Esqueça o terrorismo por um momento. Vamos falar de algo corriqueiro como o crime. Por que o crime acontece? Você poderia afirmar, por exemplo, que acontece porque os jovens não têm empregados adequados. Ou poderia afirmar que acontece porque as portas de nossos edifícios não são fortes o bastante. Se dispusesse de verbas limitadas para gastar, você poderia dedicá-las a um programa nacional de empregos, ou poderia equipar as casas com câmeras, sensores e fechaduras ainda melhores. Qual seria a solução certa?

Se você for um tecnocrata em cargo administrativo, a resposta é fácil: adote a opção mais barata. Mas e se você for parte daquela rara categoria, a dos políticos responsáveis? Só porque alguns crimes agora se tornaram mais difíceis de cometer, não significa que os jovens anteriormente desempregados enfim encontraram trabalho. Câmeras de segurança podem reduzir o crime -ainda que os dados a respeito sejam contraditórios-, mas nenhum estudo demonstra que resultam em maior felicidade para todos os envolvidos. Os jovens problemáticos continuam a enfrentar o mesmo problema do passado - mas talvez agora passem a descarregar sua raiva uns nos outros. Sob essa leitura, fortificar nossas ruas sem examinar as raízes do crime é uma estratégia que resultará em derrota, pelo menos em longo prazo.

Os serviços big data são mais ou menos como as câmeras de vigilância, nessa analogia. Sim, podem nos ajudar a tornar menos frequentes certas perturbações à saúde do sistema. Mas também podem nos cegar para o fato de que o problema existente requer abordagem mais radical; eles nos dão tempo, mas também criam uma falsa sensação de domínio.

Podemos estabelecer aqui uma distinção entre big data -números e correlações- e big narrative, uma abordagem antropológica e propelida por narrativas que busca explicar por que as coisas são como são. Big data custa barato e big narrative custa caro. Big data é claro, e big narrative é confuso. Big data permite ações práticas, e big narrative gera paralisia.

A promessa dos sistemas big data é que permitirão que evitemos os percalços do método big narrative. Mas isso é também seu maior custo. No caso de uma questão extremamente emocional como o terrorismo, é fácil acreditar que o big data possa fazer maravilhas.
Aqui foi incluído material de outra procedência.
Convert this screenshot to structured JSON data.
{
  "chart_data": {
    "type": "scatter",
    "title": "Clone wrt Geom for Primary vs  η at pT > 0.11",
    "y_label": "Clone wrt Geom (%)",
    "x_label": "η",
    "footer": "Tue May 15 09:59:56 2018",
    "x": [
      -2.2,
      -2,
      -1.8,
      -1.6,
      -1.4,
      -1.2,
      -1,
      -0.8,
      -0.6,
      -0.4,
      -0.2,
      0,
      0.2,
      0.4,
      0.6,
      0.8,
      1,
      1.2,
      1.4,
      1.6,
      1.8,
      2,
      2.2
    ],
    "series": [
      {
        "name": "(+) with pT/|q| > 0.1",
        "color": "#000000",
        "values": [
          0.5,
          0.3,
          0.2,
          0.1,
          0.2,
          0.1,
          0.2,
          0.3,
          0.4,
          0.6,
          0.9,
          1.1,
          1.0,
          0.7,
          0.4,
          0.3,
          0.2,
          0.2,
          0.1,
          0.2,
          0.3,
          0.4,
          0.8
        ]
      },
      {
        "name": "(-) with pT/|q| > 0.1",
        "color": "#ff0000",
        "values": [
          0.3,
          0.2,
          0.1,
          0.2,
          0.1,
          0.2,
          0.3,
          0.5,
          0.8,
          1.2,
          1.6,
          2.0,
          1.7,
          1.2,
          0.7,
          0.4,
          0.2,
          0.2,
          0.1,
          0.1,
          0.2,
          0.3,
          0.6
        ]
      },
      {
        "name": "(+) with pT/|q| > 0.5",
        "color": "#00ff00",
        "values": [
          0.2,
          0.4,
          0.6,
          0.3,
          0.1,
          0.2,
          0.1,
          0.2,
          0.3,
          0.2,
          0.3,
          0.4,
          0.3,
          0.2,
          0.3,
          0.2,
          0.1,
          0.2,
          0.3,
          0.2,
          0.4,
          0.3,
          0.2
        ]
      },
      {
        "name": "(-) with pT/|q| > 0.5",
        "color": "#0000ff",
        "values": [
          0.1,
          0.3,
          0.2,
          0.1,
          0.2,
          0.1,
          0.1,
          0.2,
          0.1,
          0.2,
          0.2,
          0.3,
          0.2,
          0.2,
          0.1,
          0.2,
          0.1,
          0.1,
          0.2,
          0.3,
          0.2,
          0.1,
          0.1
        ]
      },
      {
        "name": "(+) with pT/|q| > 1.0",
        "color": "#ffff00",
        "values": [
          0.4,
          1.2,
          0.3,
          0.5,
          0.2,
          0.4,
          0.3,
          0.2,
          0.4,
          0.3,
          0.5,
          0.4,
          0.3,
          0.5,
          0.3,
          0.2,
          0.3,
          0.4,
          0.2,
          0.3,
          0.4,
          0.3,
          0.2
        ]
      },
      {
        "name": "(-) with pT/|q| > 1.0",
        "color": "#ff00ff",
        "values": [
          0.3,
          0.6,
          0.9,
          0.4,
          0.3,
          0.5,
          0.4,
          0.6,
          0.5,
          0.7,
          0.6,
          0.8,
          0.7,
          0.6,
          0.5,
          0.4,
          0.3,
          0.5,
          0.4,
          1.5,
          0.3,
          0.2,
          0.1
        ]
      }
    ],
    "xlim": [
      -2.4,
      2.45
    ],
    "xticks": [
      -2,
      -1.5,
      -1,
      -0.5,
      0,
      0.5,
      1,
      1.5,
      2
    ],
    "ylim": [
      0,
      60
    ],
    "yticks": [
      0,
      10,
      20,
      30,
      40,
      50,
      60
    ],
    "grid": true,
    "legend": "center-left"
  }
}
Mas quando falamos de questões mais corriqueiras, se torna evidente que a suposta superferramenta é um instrumento bastante frágil que enfrenta os problemas de maneira pouco imaginosa e pouco ambiciosa. E pior: impede que conduzamos debates públicos importantes.

O big data é excelente como paliativo. Mas paliativos não resolvem quando o paciente precisa de cirurgia. Caso seja esse o caso, o amor pelos paliativos resulta muitas vezes em amputação. Mas não tenho como ter certeza, já que isso é o que o big data me diz.